Bartabas : “Il ne faut jamais pousser un animal dans ses retranchements, au contraire”

Radical, intègre, dur à la tâche et avec les hommes, à 58 ans le fondateur du Théâtre équestre Zingaro ne mâche toujours pas ses mots. Mais ménage ses chevaux... Bartabas est l'invité de “Télérama” cette semaine.

Par Propos recueillis par Emmanuel Tellier

Publié le 01 décembre 2015 à 16h30

Mis à jour le 08 décembre 2020 à 06h03

Avec On achève bien les anges (élégies), son nouveau spectacle donné au fort d'Aubervilliers après sa création, en juin dernier, au festival Les Nuits de Fourvières, à Lyon, c'est un Bartabas en grande forme et inspiré que l'on ­retrouve au centre de sa troupe, Zingaro. Il est de retour sur scène après plus de mille représentations où il ­n'apparaissait qu'à la fin pour saluer, exilé volontaire de son beau théâtre d'images. A 58 ans, l'éloquent maître du cirque équestre n'en finit pas d'étonner. On pourrait ­l'imaginer rangé des roulottes, apaisé par trente années de ­succès renouvelés avec Zingaro. Mais s'il a choisi les ­musiques de Tom Waits, ce cousin d'Amérique dont il partage le goût et l'art du rock'n'roll cabossé et céleste, c'est pour réaffirmer son envie d'en découdre. Artiste total et radical, plus que jamais.

Tous ceux qui vous accompagnent signent sans problème pour cette vie radicale ?

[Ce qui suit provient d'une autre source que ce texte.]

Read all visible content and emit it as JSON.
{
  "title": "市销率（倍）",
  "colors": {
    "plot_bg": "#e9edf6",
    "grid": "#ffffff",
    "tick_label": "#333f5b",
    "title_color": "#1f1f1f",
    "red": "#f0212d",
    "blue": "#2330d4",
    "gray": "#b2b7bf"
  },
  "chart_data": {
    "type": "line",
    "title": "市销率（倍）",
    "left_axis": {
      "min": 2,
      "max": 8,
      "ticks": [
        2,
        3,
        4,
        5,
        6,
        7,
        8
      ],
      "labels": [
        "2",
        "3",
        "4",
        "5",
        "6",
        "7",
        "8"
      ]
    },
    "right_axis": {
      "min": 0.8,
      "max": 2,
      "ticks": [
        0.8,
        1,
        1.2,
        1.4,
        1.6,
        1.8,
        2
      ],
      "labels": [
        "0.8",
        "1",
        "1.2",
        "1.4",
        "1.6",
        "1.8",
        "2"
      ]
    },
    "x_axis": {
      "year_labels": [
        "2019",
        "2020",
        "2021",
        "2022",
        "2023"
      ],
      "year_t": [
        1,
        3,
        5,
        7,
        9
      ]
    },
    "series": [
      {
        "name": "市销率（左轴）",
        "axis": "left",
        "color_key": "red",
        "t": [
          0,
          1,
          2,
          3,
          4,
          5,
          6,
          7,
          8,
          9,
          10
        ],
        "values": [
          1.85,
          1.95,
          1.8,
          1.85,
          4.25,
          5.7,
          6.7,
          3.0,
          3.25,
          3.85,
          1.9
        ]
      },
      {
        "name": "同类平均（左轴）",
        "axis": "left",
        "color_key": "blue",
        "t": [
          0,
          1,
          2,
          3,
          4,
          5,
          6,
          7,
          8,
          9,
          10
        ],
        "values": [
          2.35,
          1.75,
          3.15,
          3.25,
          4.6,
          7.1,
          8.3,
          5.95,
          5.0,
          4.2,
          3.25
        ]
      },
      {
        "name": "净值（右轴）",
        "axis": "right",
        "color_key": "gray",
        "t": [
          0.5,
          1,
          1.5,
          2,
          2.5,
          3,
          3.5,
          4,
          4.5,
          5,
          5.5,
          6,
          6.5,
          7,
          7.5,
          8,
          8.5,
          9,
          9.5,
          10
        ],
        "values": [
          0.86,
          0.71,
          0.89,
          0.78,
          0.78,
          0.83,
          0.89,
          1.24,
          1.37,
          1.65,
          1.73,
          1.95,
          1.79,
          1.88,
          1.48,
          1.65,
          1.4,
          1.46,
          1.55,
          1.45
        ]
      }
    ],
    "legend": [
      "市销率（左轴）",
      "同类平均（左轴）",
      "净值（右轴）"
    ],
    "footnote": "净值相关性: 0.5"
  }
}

Bosser chez Zingaro, c'est un engagement. Il y a un décalage énorme entre le prestige du nom et la réalité des faits : imaginez la tête d'un comptable qui réalise qu'il va bosser dans un ­Algeco… Donc c'est dur, mais on le sait quand on démarre. L'argent gagné, nous le mettons dans le moteur créatif : les chevaux, les artistes, les techniciens. Mais jamais dans notre confort. La différence entre les hommes et les chevaux, c'est que nous, nous avons choisi d'être là. Eux pas. C'est pour ça qu'ils sont au centre de toutes nos attentions. Le rythme des spectacles, c'est eux qui nous le dictent : cinq représentations par semaine, jamais deux par jour. L'intégrité du cheval prime toujours. Ce qu'on fait, ce n'est pas du sport. Il ne faut jamais pousser un animal dans ses retranchements ; au contraire, il faut le faire évoluer au maximum à 50 % de ses possibilités si on veut qu'il fasse toute la saison. Le dépassement de soi en tant qu'artiste, je veux bien. Mais des chevaux, jamais.

“Ma relation intime au cheval, je ne peux la décrire avec des mots, mais Alain Cavalier lui, arrive à la montrer, et c'est très beau…”

Votre image de type rugueux semble vous peser davantage désormais.…

Je vis avec… Mais elle est frustrante parce qu'elle occulte l'essentiel de mon travail, qui repose au contraire sur la patience, sur la durée dans le temps, la longue préparation de chaque spectacle… Le travail des chevaux, c'est quelque chose de très solitaire. Et donc je le suis beaucoup plus que ce que les gens pensent. C'est pour ça que j'adore le film d'Alain Cavalier, Le Caravage, qui nous est consacré. Il a réussi à saisir quelque chose de l'ordre de l'indicible. Ma relation intime au cheval, je ne peux la décrire avec des mots, mais lui arrive à la montrer, et c'est beau… Son film met en images certains des éléments essentiels qui « font » Zingaro jour après jour.

Quels sont-ils, ces éléments qui continuent à « faire » Zingaro, trente ans après sa création ?

En premier lieu, il y a le rapport à un temps qui est celui de nos créations, toujours distantes de deux ans et demi. Ce rythme lent, les chevaux l'imposent, tout comme les réalités économiques. Artistiquement et philosophiquement, il me convient très bien. C'était le rythme de sortie des films de Fellini, que j'adorais. Tous les deux ou trois ans, on allait au cinéma voir le nouveau Fellini comme si on se rendait chez un vieil ami pour prendre de ses nouvelles. Les gens nous disent la même chose de Zingaro – et je suis fier de cette fidélité. C'est ça qui justifie l'engagement d'une vie ; c'est cette continuité, cette écriture d'une relation – avec notre public comme avec les chevaux et les hommes avec qui je travaille – sur le très long terme.